Problem Description
Here on earth, our 24-hour day is composed of two parts, each of 12 hours. Each hour in each part has a corresponding hour in the other part separated by 12 hours: the hour essentially measures the duration since the start of the day part. For example, 1 hour in the first part of the day is equivalent to 13, which is 1 hour into the second part of the day.

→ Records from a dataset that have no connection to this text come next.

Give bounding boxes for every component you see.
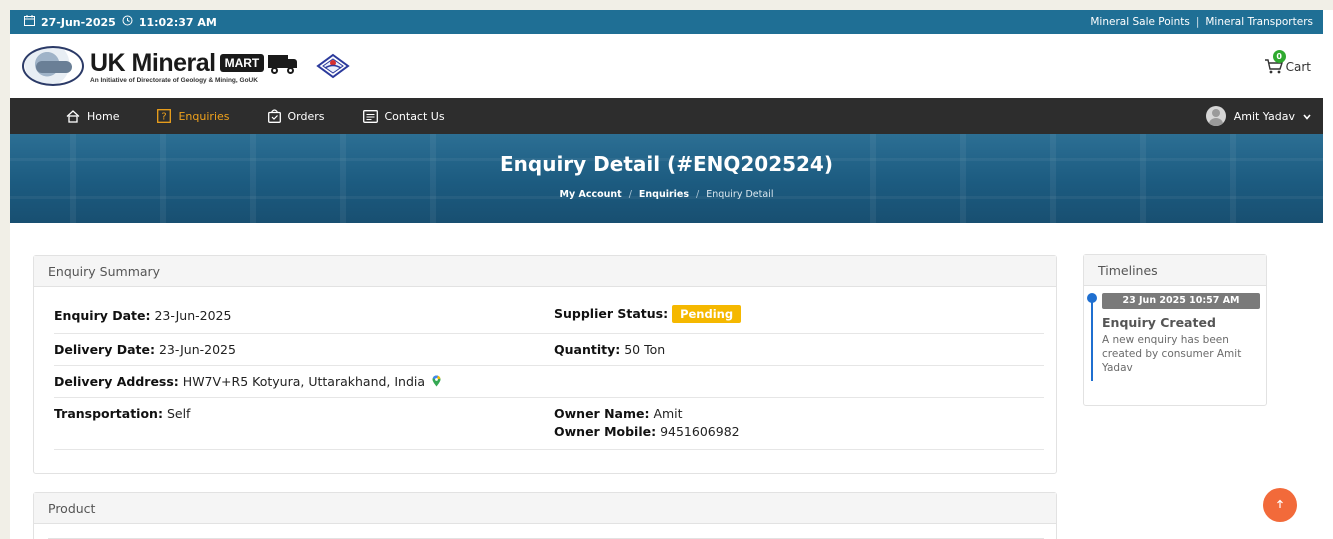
directorate-emblem-icon	[22, 46, 84, 86]
current-date: 27-Jun-2025	[41, 15, 116, 29]
page-hero: Enquiry Detail (#ENQ202524) My Account /…	[10, 134, 1323, 223]
user-name: Amit Yadav	[1233, 109, 1295, 123]
home-icon	[66, 109, 80, 123]
scroll-to-top-button[interactable]	[1263, 488, 1297, 522]
arrow-up-icon	[1276, 498, 1284, 513]
map-pin-icon[interactable]	[432, 375, 441, 387]
nav-item-home[interactable]: Home	[66, 110, 119, 123]
nav-item-label: Home	[87, 109, 120, 123]
top-links: Mineral Sale Points | Mineral Transporte…	[1090, 16, 1313, 28]
mineral-transporters-link[interactable]: Mineral Transporters	[1205, 16, 1313, 28]
timeline-title: Enquiry Created	[1102, 315, 1216, 330]
breadcrumb-separator: /	[628, 189, 632, 200]
timelines-card: Timelines 23 Jun 2025 10:57 AM Enquiry C…	[1083, 254, 1267, 406]
calendar-icon	[24, 15, 35, 29]
delivery-address: Delivery Address: HW7V+R5 Kotyura, Uttar…	[54, 374, 441, 389]
timeline-line	[1091, 297, 1093, 381]
top-info-bar: 27-Jun-2025 11:02:37 AM Mineral Sale Poi…	[10, 10, 1323, 34]
cart-icon: 0	[1264, 50, 1286, 74]
nav-item-enquiries[interactable]: ? Enquiries	[157, 109, 230, 123]
owner-name: Owner Name: Amit	[554, 406, 683, 421]
breadcrumb-current: Enquiry Detail	[706, 189, 774, 200]
link-separator: |	[1195, 16, 1200, 28]
card-header: Product	[34, 493, 1056, 524]
product-card: Product	[33, 492, 1057, 539]
datetime-display: 27-Jun-2025 11:02:37 AM	[24, 15, 217, 29]
breadcrumb-my-account[interactable]: My Account	[560, 189, 622, 200]
cart-label: Cart	[1285, 60, 1311, 74]
breadcrumb-separator: /	[696, 189, 700, 200]
enquiry-summary-card: Enquiry Summary Enquiry Date: 23-Jun-202…	[33, 255, 1057, 474]
timeline-text: A new enquiry has been created by consum…	[1102, 334, 1242, 374]
brand-mart: MART	[219, 54, 265, 72]
svg-text:?: ?	[162, 112, 167, 123]
brand-name: UK Mineral	[90, 48, 216, 77]
summary-row: Delivery Address: HW7V+R5 Kotyura, Uttar…	[54, 366, 1044, 398]
timeline-date: 23 Jun 2025 10:57 AM	[1102, 293, 1260, 309]
nav-item-label: Orders	[287, 109, 325, 123]
brand-bar: UK Mineral MART An Initiative of Directo…	[10, 34, 1323, 98]
avatar	[1205, 106, 1226, 126]
enquiry-date: Enquiry Date: 23-Jun-2025	[54, 308, 232, 323]
cart-count-badge: 0	[1272, 50, 1286, 63]
page-title: Enquiry Detail (#ENQ202524)	[499, 152, 833, 176]
nav-item-label: Enquiries	[178, 109, 230, 123]
breadcrumb-enquiries[interactable]: Enquiries	[639, 189, 689, 200]
current-time: 11:02:37 AM	[138, 15, 217, 29]
timeline-dot	[1087, 293, 1097, 303]
mineral-sale-points-link[interactable]: Mineral Sale Points	[1090, 16, 1189, 28]
nav-item-orders[interactable]: Orders	[267, 109, 325, 123]
main-nav: Home ? Enquiries Orders Contact Us Amit …	[10, 98, 1323, 134]
owner-mobile: Owner Mobile: 9451606982	[554, 424, 740, 439]
nav-item-contact-us[interactable]: Contact Us	[362, 109, 445, 123]
card-header: Timelines	[1084, 255, 1266, 286]
summary-row: Transportation: Self Owner Name: Amit Ow…	[54, 398, 1044, 450]
window-frame-left	[0, 0, 10, 539]
clock-icon	[122, 15, 133, 29]
delivery-date: Delivery Date: 23-Jun-2025	[54, 342, 236, 357]
summary-row: Enquiry Date: 23-Jun-2025 Supplier Statu…	[54, 300, 1044, 334]
cart-button[interactable]: 0 Cart	[1264, 50, 1311, 74]
status-badge: Pending	[672, 305, 742, 323]
brand-tagline: An Initiative of Directorate of Geology …	[90, 76, 258, 84]
card-header: Enquiry Summary	[34, 256, 1056, 287]
transportation: Transportation: Self	[54, 406, 191, 421]
bag-check-icon	[267, 109, 281, 123]
truck-icon	[268, 52, 298, 74]
nav-item-label: Contact Us	[384, 109, 445, 123]
quantity: Quantity: 50 Ton	[554, 342, 666, 357]
chevron-down-icon	[1303, 110, 1311, 123]
supplier-status: Supplier Status: Pending	[554, 305, 742, 323]
question-box-icon: ?	[157, 109, 172, 123]
site-logo[interactable]: UK Mineral MART An Initiative of Directo…	[22, 46, 350, 86]
window-frame-top	[0, 0, 1333, 10]
user-menu[interactable]: Amit Yadav	[1205, 106, 1311, 126]
summary-row: Delivery Date: 23-Jun-2025 Quantity: 50 …	[54, 334, 1044, 366]
message-icon	[362, 109, 378, 123]
state-emblem-icon	[316, 53, 350, 79]
breadcrumb: My Account / Enquiries / Enquiry Detail	[10, 189, 1323, 200]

Now, consider the equivalent hours that are both prime numbers. We have 3 such instances for a 24-hour 2-part day:

5~17

7~19

11~23

Accept two natural numbers D, P >1 corresponding respectively to number of hours per day and number of parts in a day separated by a space. D should be divisible by P, meaning that the number of hours per part (D/P) should be a natural number. Calculate the number of instances of equivalent prime hours. Output zero if there is no such instance. Note that we require each equivalent hour in each part in a day to be a prime number.

Example:

Input: 24 2

Output: 3 (We have 3 instances of equivalent prime hours: 5~17, 7~19 and 11~23.)

Constraints
10 <= D < 500

2 <= P < 50

Input
Single line consists of two space separated integers, D and P corresponding to number of hours per day and number of parts in a day respectively

Output
Output must be a single number, corresponding to the number of instances of equivalent prime number, as described above

Time Limit
1

Examples
Example 1

Input

36 3

Output

2

Explanation

In the given test case D = 36 and P = 3

Duration of each day part = 12

2~14~X

3~15~X

5~17~29 - instance of equivalent prime hours

7~19~31 - instance of equivalent prime hours

11~23~X

Hence the answers is 2.

Example 2

Input

49 7

Output

0

Explanation

Duration of each day part = 7

2~9~X~23~X~37~X

3~X~17~X~31~X~X

5~X~19~X~X~X~47

7~X~X~X~X~X~X

Hence there are no equivalent prime hours.